Потому что не адское пламя горит
и сжигает тебя до рассвета,
а привычный и местный вполне колорит -
электричество белого цвета,
то, чего не отдашь, то чего не отдам,
непростительный пафос прости мне,
разливая в стаканы Букет и Агдам,
словно метрику в греческом гимне.
-1-
Поэзии
Обнажится неизбежность,
если вечер поскрести.
Как нам нашу злую нежность
и беспомощность спасти?
Пароход идёт чуть выше
голубых железных крыш.
И в своей природной нише
я грущу и ты грустишь.
Я - крылат, а ты крылатей.
Вот и ладно, и молчок.
Возле жизней и кроватей
ходит серенький волчок.
Пароход, волчок, а дальше -
нежность, зыбкая как свет, -
то, в чём нет ни грана фальши,
то, в чём правды тоже нет.
-2-
Растворилось прошлое, как пенка,
словно сон, увиденный во сне,
отстучали каблуки фламенко.
Что я буду делать в тишине?
Эта тишина - она такое!
Ты ведь понимаешь это, брат.
Суету приёмного покоя
не сравнить с безмолвием палат.
Видно, Бог просеял через сито
то и это, и осталась лишь
тишина, как пепел Карменситы,
тишина, с которой говоришь.
Ах, какие были танцы-шманцы,
и казалось вовсе не пройдёт
жгучее желанье быть испанцем,
наступая на российский лёд.
Ладно.
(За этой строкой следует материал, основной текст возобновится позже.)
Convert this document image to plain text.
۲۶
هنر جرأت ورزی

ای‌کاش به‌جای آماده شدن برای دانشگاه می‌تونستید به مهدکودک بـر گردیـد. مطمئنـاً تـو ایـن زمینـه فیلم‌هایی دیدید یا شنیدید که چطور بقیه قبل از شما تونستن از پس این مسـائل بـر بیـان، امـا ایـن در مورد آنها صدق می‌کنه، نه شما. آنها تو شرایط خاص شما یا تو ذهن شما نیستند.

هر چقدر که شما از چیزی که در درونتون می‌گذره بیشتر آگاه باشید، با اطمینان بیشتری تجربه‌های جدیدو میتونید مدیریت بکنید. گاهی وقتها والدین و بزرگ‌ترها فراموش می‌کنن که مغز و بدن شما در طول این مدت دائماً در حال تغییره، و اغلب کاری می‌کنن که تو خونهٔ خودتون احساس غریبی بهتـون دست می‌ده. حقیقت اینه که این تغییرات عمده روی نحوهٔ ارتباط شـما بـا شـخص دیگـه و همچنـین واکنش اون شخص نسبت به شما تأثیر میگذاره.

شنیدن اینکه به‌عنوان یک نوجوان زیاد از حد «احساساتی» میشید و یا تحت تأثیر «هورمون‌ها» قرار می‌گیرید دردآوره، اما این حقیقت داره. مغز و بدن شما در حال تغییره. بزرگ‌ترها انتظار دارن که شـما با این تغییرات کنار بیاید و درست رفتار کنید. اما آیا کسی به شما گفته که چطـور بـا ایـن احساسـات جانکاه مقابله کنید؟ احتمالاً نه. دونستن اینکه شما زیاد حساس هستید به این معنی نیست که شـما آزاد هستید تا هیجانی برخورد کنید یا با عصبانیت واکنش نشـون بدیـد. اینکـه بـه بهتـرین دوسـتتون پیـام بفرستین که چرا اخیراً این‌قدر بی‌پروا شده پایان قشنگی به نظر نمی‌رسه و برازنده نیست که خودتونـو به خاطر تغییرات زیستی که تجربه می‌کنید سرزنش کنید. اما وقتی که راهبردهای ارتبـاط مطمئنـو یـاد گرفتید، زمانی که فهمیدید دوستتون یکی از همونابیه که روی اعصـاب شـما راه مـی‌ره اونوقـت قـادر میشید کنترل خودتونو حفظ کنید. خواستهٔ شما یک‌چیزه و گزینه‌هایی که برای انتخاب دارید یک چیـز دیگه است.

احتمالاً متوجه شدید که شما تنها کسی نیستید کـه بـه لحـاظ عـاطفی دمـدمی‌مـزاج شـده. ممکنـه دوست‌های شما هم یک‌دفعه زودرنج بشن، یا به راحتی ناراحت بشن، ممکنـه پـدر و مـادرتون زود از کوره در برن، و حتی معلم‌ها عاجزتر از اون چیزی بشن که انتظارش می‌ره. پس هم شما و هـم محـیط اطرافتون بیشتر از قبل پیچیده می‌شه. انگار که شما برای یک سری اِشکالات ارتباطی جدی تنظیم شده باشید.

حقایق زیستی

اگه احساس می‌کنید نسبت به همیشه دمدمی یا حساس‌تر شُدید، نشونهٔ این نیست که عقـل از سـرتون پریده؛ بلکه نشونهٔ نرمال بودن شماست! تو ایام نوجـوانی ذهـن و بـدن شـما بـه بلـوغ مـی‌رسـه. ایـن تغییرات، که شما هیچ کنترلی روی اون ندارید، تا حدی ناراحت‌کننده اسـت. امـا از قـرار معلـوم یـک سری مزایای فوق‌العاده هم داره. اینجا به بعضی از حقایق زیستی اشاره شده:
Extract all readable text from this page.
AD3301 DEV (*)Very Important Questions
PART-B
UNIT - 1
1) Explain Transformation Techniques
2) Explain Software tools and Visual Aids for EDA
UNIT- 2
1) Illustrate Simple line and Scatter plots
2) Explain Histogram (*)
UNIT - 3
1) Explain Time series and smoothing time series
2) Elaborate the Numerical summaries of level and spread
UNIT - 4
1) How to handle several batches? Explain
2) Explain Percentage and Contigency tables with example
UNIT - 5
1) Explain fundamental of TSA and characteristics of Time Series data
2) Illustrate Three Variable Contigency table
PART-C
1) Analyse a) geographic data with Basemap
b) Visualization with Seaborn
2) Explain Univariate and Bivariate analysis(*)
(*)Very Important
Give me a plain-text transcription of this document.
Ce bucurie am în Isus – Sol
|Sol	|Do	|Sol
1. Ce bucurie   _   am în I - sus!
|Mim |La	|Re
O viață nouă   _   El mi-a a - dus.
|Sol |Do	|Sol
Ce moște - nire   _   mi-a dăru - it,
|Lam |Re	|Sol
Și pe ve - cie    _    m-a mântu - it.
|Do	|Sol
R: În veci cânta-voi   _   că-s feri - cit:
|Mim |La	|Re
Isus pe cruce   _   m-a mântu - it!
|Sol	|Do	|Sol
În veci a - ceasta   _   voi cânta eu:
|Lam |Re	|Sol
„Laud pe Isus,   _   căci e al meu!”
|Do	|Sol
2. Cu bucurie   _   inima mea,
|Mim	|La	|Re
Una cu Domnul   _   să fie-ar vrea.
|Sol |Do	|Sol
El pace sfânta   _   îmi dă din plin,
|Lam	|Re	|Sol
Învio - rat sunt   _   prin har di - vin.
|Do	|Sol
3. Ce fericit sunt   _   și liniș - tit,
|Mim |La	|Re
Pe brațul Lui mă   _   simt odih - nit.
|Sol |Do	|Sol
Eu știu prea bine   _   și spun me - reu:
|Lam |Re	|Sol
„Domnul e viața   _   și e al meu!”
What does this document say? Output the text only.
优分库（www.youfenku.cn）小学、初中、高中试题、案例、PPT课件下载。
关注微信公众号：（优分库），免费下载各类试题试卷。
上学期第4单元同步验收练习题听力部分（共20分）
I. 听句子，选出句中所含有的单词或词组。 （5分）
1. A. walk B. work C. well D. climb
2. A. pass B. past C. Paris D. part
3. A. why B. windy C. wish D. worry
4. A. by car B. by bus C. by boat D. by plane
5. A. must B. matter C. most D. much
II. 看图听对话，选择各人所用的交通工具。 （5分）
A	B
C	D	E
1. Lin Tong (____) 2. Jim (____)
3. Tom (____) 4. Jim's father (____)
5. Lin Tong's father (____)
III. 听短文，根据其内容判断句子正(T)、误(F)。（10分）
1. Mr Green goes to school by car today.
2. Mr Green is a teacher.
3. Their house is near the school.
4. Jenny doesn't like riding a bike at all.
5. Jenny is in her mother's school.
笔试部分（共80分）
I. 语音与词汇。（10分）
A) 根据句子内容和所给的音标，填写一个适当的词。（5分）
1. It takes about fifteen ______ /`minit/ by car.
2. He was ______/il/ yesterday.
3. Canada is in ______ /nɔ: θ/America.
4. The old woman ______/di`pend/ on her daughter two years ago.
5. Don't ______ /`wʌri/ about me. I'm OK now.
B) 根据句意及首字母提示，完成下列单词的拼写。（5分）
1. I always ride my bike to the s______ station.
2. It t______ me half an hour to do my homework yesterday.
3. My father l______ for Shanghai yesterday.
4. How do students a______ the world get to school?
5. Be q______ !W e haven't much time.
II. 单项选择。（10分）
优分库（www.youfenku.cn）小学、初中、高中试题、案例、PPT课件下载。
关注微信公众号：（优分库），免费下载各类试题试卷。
Ладно... Ничего не ладно!
Улетела музыка, звеня.
Обнимает нежно и прохладно
белая, как полдень, простыня.
Правят балом время и наука -
вылечат-не вылечат - не суть,
если самой алой юбкой звука
музыка не может полыхнуть.
-3-
Чайки кричат, как сивиллы,
Наташе
Может, было всё иначе.
Может, не было. Не знаю.
Может. Только небо плачет.
Только звёзды уплывают
на какой-то дальний берег.
Только птица плачет тоже -
без упрёков, без истерик,
потому что не поможет.
Мы с тобою - с каждым словом,
каждым вдохом, вскриком каждым -
понимаем, что фигово
всё закончится однажды
голубым таким рассветом,
нежным очень, очень нежным,
бесконечно светлым светом,
безнадёжным, неизбежным.
А видно это - тоже родина,
под сенью девушек в цвету,
раз элизейская смородина
горчит в моём славянском рту.
Вы угощались этой - красною -
из рук гулёны молодой,
с её смешною и напрасною,
такою страшною бедой?
...................................................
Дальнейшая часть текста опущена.